I have multiple problems with importing a CSV with mongoimport
that has a headerline.
Following is the case:
I have a big CSV file with the names of the fields in the first line.
I know you can set this line to use as field names with: --headerline
.
I want all field types to be strings, but mongoimport
sets the types automatically to what it looks like.
IDs such as 0001
will be turn into 1
, which can have bad side effects.
Unfortunately, there is (as far as i know) no way of setting them as string with a single command, but by naming each field and setting it type with
--columnsHaveTypes --fields "name.string(), ... "
When I did that, the next problem appeared. The headerline (with all field names) got imported as values in a separate document.
So basically, my questions are:
Is there a way of setting all field types as string using the --headerline
command ?
Alternative, is there a way to ignore the first line ?
I found a solution, that I am comfortable with
Basically, I wanted to use mongoimport within my Clojure Code to import a CSV file in the DB and do a lot of stuff with it automatically.

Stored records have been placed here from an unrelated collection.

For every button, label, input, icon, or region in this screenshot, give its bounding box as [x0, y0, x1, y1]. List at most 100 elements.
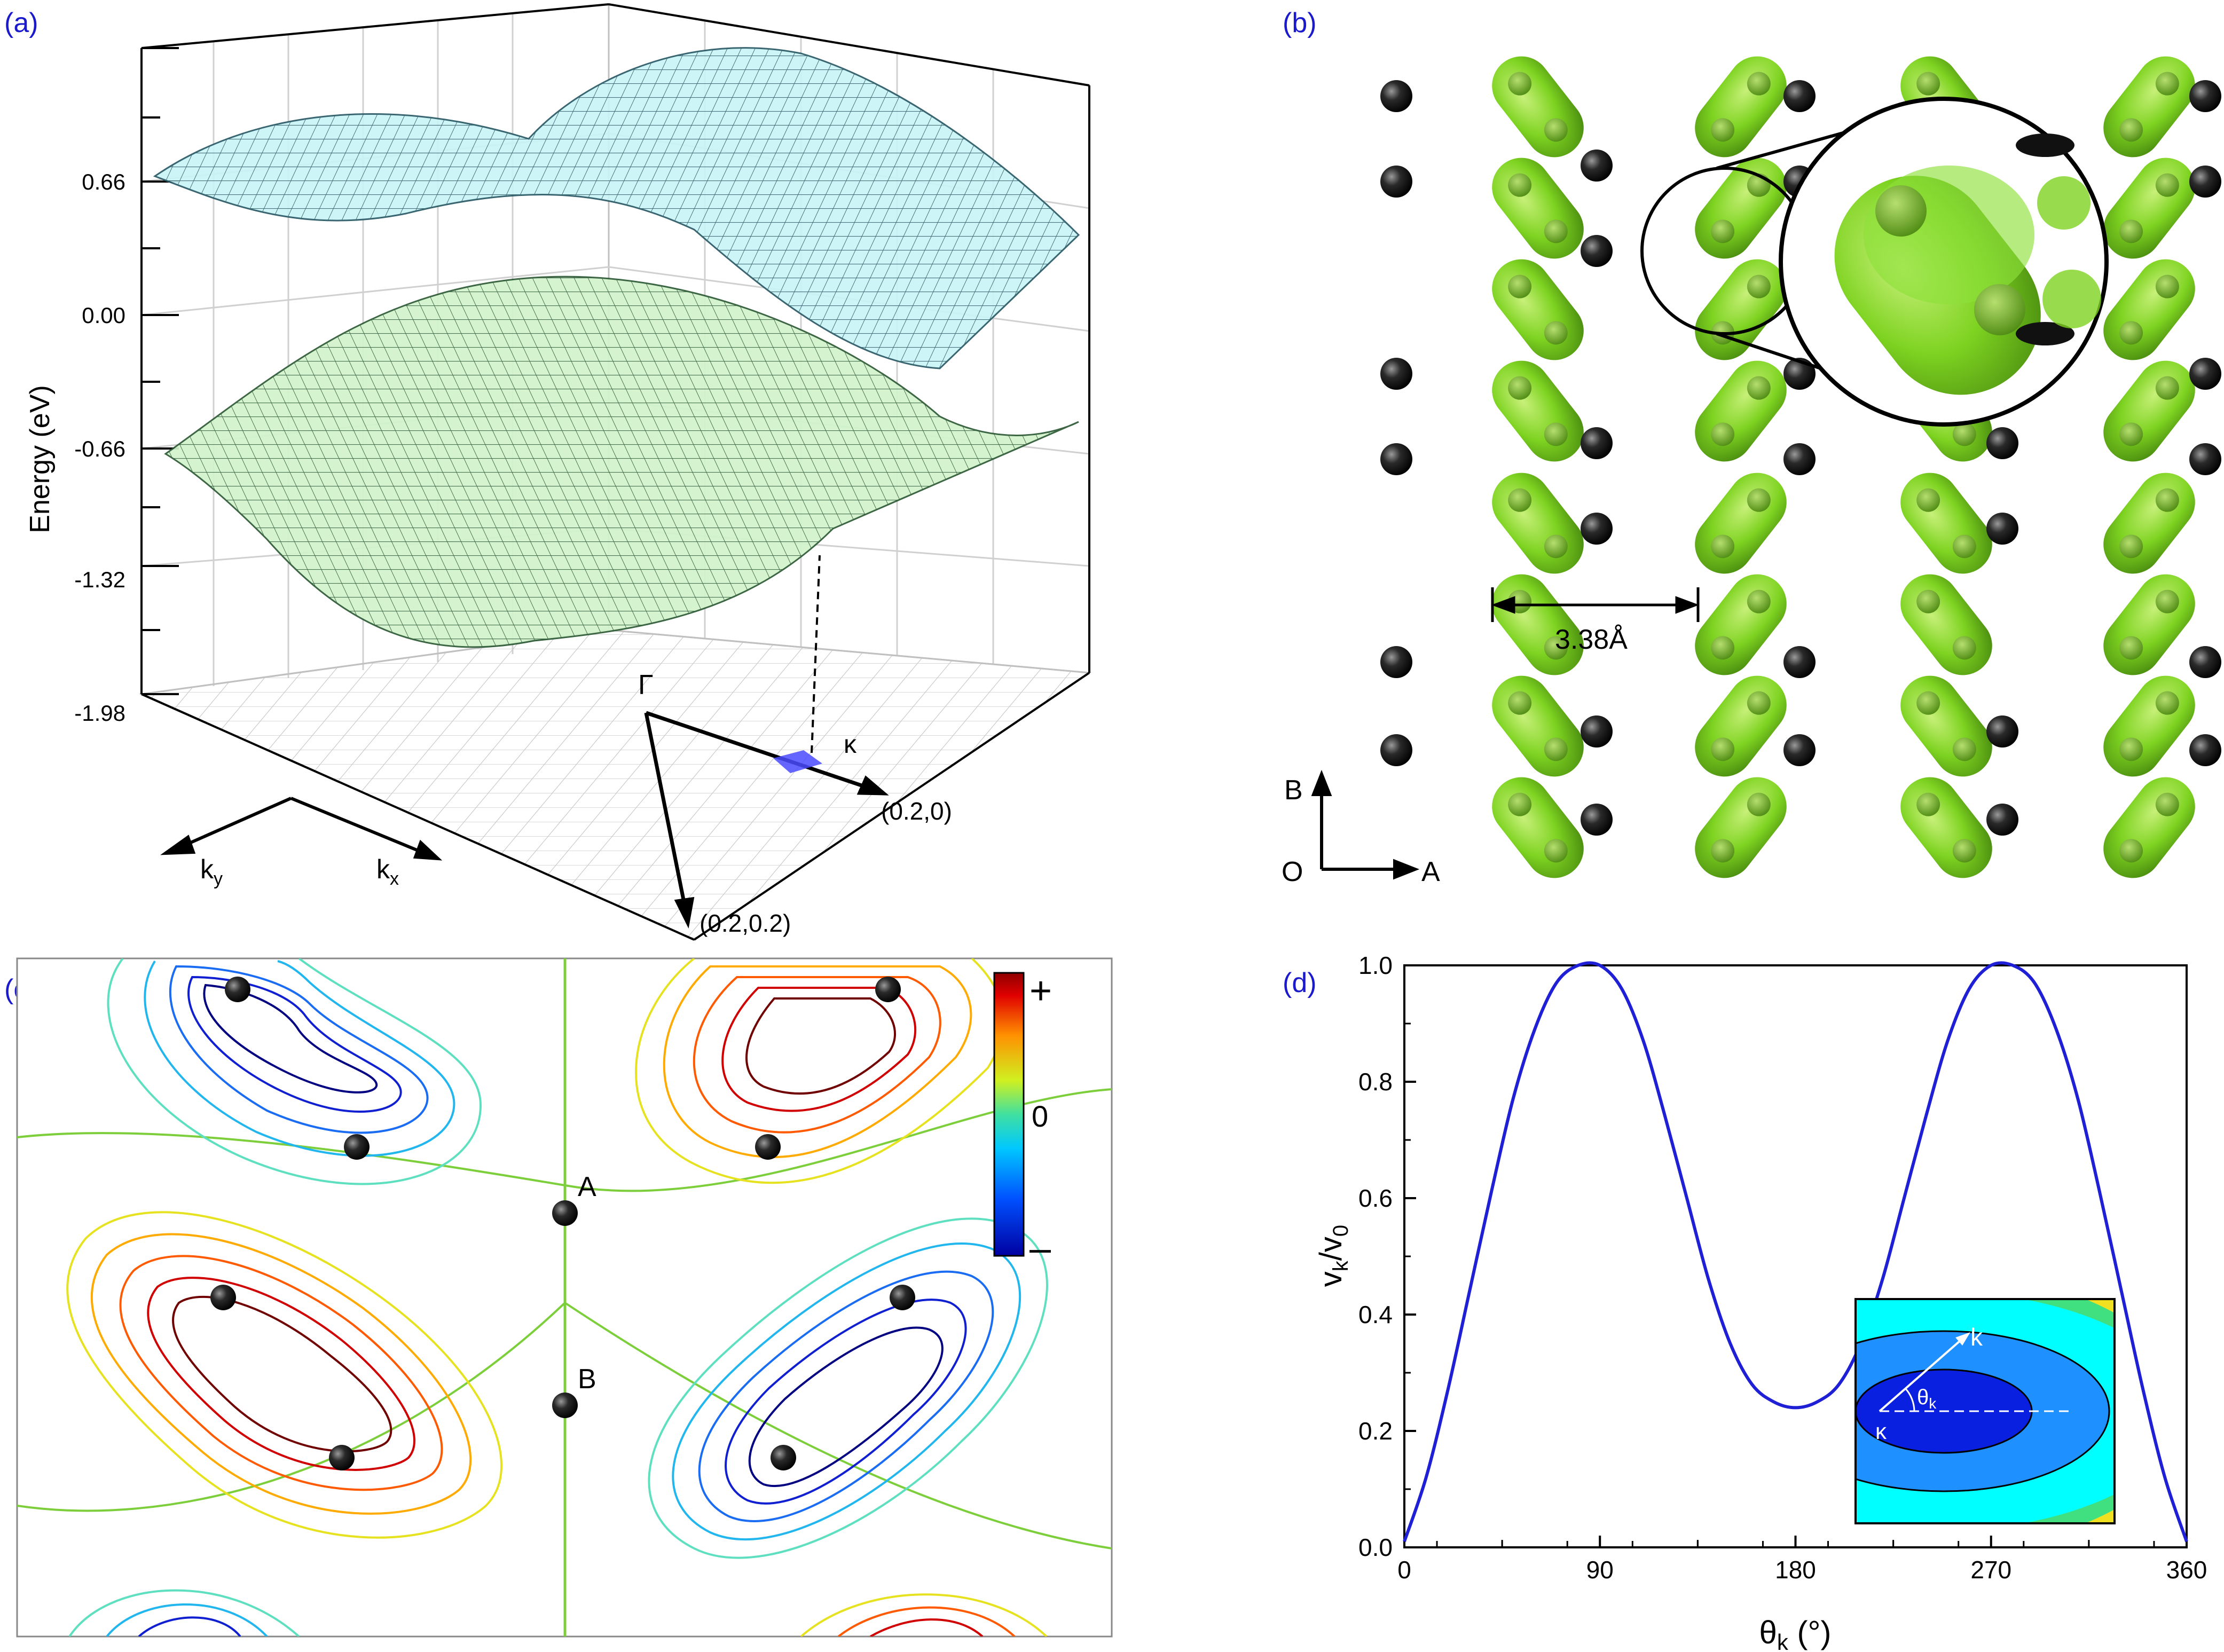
- atom-28: [2189, 646, 2221, 678]
- y-tick-label: -1.32: [74, 567, 125, 592]
- x-axis-label: θk (°): [1759, 1615, 1832, 1652]
- molecule-3: [1695, 158, 1787, 259]
- atom-10: [1581, 715, 1613, 748]
- y-axis-label: vk/v0: [1314, 1225, 1353, 1287]
- contour-map: [17, 958, 1112, 1637]
- molecule-18: [1695, 473, 1787, 574]
- y-tick-label: 0.6: [1358, 1184, 1393, 1212]
- panel-b: (b) 3.38Å: [1282, 7, 2221, 887]
- kappa-dashed-line: [811, 555, 821, 753]
- kxky-axes: [160, 797, 443, 861]
- molecule-29: [1900, 777, 1992, 878]
- panel-a: (a): [4, 3, 1092, 941]
- atom-3: [1380, 443, 1412, 475]
- gamma-label: Γ: [638, 670, 654, 701]
- site-a-atom: [552, 1200, 578, 1226]
- atom-23: [1986, 804, 2018, 836]
- y-tick-label: 1.0: [1358, 951, 1393, 979]
- molecule-30: [2103, 675, 2195, 777]
- plot-tick-labels: 0 90 180 270 360 0.0 0.2 0.4 0.6 0.8 1.0: [1358, 951, 2207, 1584]
- atom-24: [2189, 80, 2221, 112]
- kx-label: kx: [376, 854, 399, 889]
- y-axis-label: Energy (eV): [25, 385, 56, 533]
- kappa-marker: [773, 750, 822, 773]
- colorbar-plus: +: [1030, 970, 1052, 1012]
- site-b-label: B: [578, 1364, 596, 1395]
- panel-a-label: (a): [4, 7, 38, 38]
- molecule-14: [2103, 259, 2195, 360]
- atom-15: [1783, 443, 1816, 475]
- atom-14: [1783, 358, 1816, 390]
- y-tick-label: 0.2: [1358, 1417, 1393, 1445]
- colorbar-minus: –: [1030, 1227, 1051, 1270]
- velocity-curve: [1403, 961, 2188, 1543]
- inset-k-label: k: [1970, 1323, 1983, 1351]
- atom-27: [2189, 443, 2221, 475]
- atom-6: [1581, 150, 1613, 182]
- atom-20: [1986, 427, 2018, 459]
- x-tick-label: 90: [1586, 1556, 1614, 1584]
- axis-a-label: A: [1421, 856, 1440, 887]
- atom-7: [1581, 235, 1613, 267]
- y-axis-ticks: [142, 47, 179, 695]
- x-tick-label: 180: [1775, 1556, 1816, 1584]
- ky-label: ky: [200, 854, 223, 889]
- y-tick-label: -1.98: [74, 701, 125, 726]
- molecule-26: [1695, 675, 1787, 777]
- y-tick-label: 0.8: [1358, 1068, 1393, 1096]
- molecule-19: [1695, 574, 1787, 675]
- y-tick-label: -0.66: [74, 436, 125, 461]
- molecule-23: [2103, 574, 2195, 675]
- panel-d: (d) 0 90 180 270 360 0.0 0.2 0.4 0.6 0.8 1.0 θk (°…: [1283, 951, 2207, 1652]
- plot-ticks: [1403, 964, 2188, 1548]
- zoomed-molecule: [1834, 133, 2101, 395]
- molecule-8: [1492, 259, 1584, 360]
- box-edges: [140, 3, 1090, 941]
- kappa-label: κ: [844, 730, 857, 759]
- contour-lobe-negative-top-left: [107, 958, 482, 1185]
- molecule-27: [1695, 777, 1787, 878]
- inset-contour: k θk κ: [1854, 1298, 2116, 1524]
- panel-d-label: (d): [1283, 967, 1317, 998]
- atom-9: [1581, 513, 1613, 545]
- lattice-axes: [1311, 769, 1420, 880]
- molecule-31: [2103, 777, 2195, 878]
- y-tick-label: 0.0: [1358, 1533, 1393, 1561]
- origin-label: O: [1282, 856, 1303, 887]
- molecule-9: [1492, 360, 1584, 462]
- contour-atoms: [210, 977, 915, 1470]
- x-tick-label: 0: [1397, 1556, 1411, 1584]
- panel-b-label: (b): [1283, 7, 1317, 38]
- contour-partial-bottom: [68, 1589, 1048, 1637]
- molecule-24: [1492, 675, 1584, 777]
- contour-lobe-positive-bottom-left: [66, 1211, 503, 1539]
- atom-0: [1380, 80, 1412, 112]
- molecule-16: [1492, 473, 1584, 574]
- molecule-2: [1695, 56, 1787, 158]
- atom-17: [1783, 734, 1816, 766]
- molecule-11: [1695, 360, 1787, 462]
- inset-kappa-label: κ: [1875, 1419, 1887, 1444]
- atom-22: [1986, 715, 2018, 748]
- atom-11: [1581, 804, 1613, 836]
- lower-band-surface: [164, 276, 1079, 648]
- point-02-02: (0.2,0.2): [700, 909, 791, 937]
- atom-1: [1380, 166, 1412, 198]
- k-path: [644, 711, 889, 929]
- atom-21: [1986, 513, 2018, 545]
- floor-grid: [138, 629, 1092, 941]
- atom-2: [1380, 358, 1412, 390]
- upper-band-surface: [153, 47, 1080, 369]
- molecule-0: [1492, 56, 1584, 158]
- axis-b-label: B: [1284, 775, 1303, 806]
- x-tick-label: 270: [1970, 1556, 2011, 1584]
- atom-4: [1380, 646, 1412, 678]
- inset-theta-label: θk: [1917, 1386, 1937, 1412]
- atom-5: [1380, 734, 1412, 766]
- atom-25: [2189, 166, 2221, 198]
- point-02-0: (0.2,0): [881, 797, 952, 825]
- site-a-label: A: [578, 1171, 596, 1202]
- colorbar: [993, 972, 1025, 1257]
- atom-12: [1783, 80, 1816, 112]
- y-tick-label: 0.66: [82, 169, 125, 194]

Due to the above mentioned problems I had to find a workaround, to delete this wrong document.
I did following to "solve" this problem:
To set the types as I wanted, I wrote a function to read the first line, put it in a vector and then used String concatenation to set these as fields.
Turning this: id,name,age,hometown,street
into this: id.string(),name.string(),age.string()
etc
Then I used the values from the vector to identify the document with
{ name : "name"
age : "age"
etc : "etc" }
and then deleted it with a simple remving.find() command.
Hope this helps any dealing with the same kind of problem.